Faced with a rapidly ageing population and a pension crisis, China plans to increase its extremely low retirement age, allowing people to work longer.
Presently, men in urban areas can retire at 60 and are eligible to receive a pension from state-backed funds.
While the retirement age for female urban workers is 50 or 55 depending on their occupation.
However, the rural residents in China fall under a different retirement system.
The announcement of Beijing's plans to raise the retirement age on Sunday (Jul21) has provoked strong criticism.
“In accord with the principles of voluntariness and flexibility, we will gradually and systematically advance the reform of progressively delaying the legal retirement age,” China’s ruling Communist Party said on Sunday.
Notably, the plan, together with crucial reforms, was officially released in a resolution which was issued three days after the conclusion of China's third plenum—a significant political conference held every five years in Beijing.
The country already struggling with a declining birth rate and an ageing population, and the policymakers have been discussing increasing the retirement age for over a decade.
At the 2013 plenum, a top decision-making body of the Communist Party said that it is now essential to come up with a policy to delay the retirement age.
Though the government did not officially announce any details over the weekend, however, according to a report by the Chinese Academy of Social Sciences released in December last year, a top government think tank estimated that the retirement age will be revised to 65 years.
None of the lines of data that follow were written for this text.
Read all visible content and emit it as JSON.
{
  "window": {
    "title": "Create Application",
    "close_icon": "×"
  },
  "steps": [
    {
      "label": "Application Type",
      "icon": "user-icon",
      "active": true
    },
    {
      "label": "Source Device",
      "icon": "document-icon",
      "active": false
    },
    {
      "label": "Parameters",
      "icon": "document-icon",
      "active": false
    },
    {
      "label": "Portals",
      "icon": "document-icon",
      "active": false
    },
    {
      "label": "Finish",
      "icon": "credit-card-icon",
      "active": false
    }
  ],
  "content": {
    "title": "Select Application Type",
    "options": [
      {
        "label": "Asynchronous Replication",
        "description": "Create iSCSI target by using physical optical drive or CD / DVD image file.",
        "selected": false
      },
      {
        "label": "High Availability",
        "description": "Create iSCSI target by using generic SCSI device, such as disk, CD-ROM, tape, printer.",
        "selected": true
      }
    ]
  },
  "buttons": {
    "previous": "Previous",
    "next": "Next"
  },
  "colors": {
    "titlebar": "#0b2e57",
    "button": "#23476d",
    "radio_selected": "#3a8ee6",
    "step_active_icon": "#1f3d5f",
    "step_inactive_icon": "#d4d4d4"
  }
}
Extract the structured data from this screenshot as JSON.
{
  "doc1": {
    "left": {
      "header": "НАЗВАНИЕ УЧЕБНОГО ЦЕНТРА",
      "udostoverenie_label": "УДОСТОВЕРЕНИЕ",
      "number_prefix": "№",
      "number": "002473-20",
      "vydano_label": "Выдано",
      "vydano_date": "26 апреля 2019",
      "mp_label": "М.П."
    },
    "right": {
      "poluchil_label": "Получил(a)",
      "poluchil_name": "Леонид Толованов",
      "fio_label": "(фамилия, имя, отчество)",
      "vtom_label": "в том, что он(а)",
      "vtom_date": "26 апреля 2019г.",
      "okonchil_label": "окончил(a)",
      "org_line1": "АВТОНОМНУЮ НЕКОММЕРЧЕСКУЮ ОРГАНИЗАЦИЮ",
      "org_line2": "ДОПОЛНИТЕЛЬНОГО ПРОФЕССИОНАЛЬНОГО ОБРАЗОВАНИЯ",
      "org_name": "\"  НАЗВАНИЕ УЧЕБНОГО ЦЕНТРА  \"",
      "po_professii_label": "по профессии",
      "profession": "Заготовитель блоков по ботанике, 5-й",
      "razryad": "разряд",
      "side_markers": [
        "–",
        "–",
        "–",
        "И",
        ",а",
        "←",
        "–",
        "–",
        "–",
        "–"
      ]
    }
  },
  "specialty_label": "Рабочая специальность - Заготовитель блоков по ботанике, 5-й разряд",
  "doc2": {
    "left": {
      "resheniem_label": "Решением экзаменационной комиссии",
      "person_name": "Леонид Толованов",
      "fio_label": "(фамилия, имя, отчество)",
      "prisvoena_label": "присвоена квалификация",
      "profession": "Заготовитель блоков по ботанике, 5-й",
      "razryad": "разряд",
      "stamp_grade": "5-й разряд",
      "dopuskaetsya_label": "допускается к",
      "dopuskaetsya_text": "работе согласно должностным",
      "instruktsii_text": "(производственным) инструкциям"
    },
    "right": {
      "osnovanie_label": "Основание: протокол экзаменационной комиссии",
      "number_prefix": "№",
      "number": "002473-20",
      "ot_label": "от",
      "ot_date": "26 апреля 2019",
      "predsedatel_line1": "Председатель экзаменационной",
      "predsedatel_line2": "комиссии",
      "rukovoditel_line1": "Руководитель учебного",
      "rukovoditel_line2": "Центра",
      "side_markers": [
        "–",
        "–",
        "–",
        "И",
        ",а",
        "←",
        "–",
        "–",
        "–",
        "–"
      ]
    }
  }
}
Interestingly, in 2019, the same think tank predicted that China’s state pension fund would run dry by 2035 because of its declining workforce.
It may be mentioned here, that in early 2023, widespread protests erupted in several major urban centres as elderly residents rallied against significant reductions in their medical benefits.
Driven by concerns that local authorities were raiding their personal pension accounts to address state pension fund deficits, retirees expressed their outrage.